Asociamos de tal forma la vida con el agua que en todas las investigaciones espaciales que la NASA y otras agencias llevan a cabo, la primera pregunta a la que se desea tener contestación es si existe agua en el cuerpo celeste, satélite o planeta que se investiga. La mayoría de los animales incluidos los seres humanos no sólo dependen del agua, sino que son agua en una proporción que varía entre un 50 y un 65% de su peso. La subsistencia de casi todos los seres vivos depende de que tengan agua disponible.

Toda la historia de la humanidad ha estado vinculada a las disponibilidades de agua y estudiando esas disponibilidades es como podemos explicar la existencia de grandes civilizaciones como la del antiguo Egipto o la desaparición de otras como la maya o la mesopotámica.

El agua ocupa el 71% de la superficie de la Tierra, ya que aproximadamente el 97,4 % del agua está en los océanos y mares. El agua de océanos y mares por ser salada no es apta directamente para el consumo humano.

El resto, el 2,6 % es agua dulce y buena parte de ella, más del 97,7% , tampoco se puede utilizar directamente porque se encuentra en estado sólido, formando parte de grandes bloques de hielo y en glaciares.

Por increíble que pueda parecer, el agua disponible para los humanos que forma parte de la humedad del suelo, de las aguas subterráneas, del vapor de agua de las nubes y de los lagos y ríos de agua dulce supone solamente el 0,003 % del agua de la Tierra.

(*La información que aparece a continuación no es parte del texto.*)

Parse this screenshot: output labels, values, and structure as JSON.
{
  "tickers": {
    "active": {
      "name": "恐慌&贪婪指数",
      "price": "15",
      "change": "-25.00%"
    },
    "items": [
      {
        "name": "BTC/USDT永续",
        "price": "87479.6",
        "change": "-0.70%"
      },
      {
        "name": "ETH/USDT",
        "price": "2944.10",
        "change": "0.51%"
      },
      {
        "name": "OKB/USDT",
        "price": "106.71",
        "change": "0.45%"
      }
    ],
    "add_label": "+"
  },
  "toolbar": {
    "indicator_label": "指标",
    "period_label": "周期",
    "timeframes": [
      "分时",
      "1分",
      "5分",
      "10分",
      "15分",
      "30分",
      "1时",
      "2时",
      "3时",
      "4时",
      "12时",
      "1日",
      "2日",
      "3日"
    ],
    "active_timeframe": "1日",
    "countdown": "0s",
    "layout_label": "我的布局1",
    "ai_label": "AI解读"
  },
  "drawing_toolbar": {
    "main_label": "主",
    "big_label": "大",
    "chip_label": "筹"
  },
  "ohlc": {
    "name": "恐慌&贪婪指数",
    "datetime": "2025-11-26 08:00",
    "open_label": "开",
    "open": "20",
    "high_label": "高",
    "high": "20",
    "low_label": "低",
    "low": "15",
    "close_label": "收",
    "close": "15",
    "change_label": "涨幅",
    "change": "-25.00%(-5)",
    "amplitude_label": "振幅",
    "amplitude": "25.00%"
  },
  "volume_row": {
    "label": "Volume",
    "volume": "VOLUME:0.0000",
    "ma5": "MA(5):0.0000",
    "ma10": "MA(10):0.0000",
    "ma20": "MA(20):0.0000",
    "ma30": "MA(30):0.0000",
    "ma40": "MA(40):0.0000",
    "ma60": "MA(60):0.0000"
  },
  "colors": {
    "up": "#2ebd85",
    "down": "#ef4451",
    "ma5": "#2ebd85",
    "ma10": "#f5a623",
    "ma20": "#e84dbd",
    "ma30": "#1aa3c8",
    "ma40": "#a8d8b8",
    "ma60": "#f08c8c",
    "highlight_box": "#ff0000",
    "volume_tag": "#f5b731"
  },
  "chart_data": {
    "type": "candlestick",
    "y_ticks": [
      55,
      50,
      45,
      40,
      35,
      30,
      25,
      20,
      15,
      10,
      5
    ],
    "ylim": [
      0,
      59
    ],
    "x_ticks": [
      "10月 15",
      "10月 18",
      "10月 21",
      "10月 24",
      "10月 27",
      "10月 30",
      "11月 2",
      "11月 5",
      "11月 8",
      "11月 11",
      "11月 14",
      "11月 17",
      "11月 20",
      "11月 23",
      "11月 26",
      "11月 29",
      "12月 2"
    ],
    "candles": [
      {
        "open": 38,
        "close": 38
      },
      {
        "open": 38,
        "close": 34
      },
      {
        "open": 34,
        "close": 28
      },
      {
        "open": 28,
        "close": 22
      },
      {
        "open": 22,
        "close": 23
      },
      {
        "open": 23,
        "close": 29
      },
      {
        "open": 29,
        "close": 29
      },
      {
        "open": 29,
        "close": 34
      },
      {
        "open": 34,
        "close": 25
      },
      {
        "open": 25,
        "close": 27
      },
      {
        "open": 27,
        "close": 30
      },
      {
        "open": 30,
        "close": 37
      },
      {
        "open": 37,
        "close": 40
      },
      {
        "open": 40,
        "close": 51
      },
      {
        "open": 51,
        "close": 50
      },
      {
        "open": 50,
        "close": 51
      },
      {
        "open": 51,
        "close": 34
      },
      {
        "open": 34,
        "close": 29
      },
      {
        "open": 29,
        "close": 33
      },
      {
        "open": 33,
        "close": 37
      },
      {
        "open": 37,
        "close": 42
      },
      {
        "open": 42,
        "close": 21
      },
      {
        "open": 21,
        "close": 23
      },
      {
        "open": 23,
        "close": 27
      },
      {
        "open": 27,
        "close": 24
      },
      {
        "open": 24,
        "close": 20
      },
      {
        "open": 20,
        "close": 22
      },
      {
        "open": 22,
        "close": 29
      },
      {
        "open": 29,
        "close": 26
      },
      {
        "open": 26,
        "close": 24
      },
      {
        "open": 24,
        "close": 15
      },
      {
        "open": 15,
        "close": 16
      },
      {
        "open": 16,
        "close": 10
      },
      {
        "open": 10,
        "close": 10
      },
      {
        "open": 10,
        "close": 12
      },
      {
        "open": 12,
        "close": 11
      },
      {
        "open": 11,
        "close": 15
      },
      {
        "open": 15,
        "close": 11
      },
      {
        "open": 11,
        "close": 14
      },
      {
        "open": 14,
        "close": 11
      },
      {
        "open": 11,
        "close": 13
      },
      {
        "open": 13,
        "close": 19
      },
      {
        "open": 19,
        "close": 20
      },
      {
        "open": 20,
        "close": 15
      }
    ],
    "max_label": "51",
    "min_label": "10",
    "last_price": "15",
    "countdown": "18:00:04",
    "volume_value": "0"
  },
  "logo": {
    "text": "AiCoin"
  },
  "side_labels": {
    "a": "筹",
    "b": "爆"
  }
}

A nivel mundial, de ese 0,003% del agua de la tierra, que el hombre dispone emplea el 65% para regar las tierras y en la actualidad más de la mitad de ella se desperdicia porque se evapora o se filtra antes de llegar al cultivo que se intenta regar. De ese mismo agua disponible que supone el 0,003% del agua total, el 25% se utiliza en los procesos industriales y el 10% en los usos y consumos domésticos y municipales.

El consumo humano de agua bien sea directo o en servicios propios, supone solamente el 0,0003 % del agua total del planeta y asombra pensar la cantidad de problemas que plantea la distribución de esta pequeña parte de tan abundante elemento.

La disponibilidad, el uso y el consumo de agua es distinto de una región a otra, de una comarca a otra o de un pueblo al otro. De acuerdo con las Naciones Unidas 1.200 millones de personas no tienen actualmente acceso a sistemas de agua potable.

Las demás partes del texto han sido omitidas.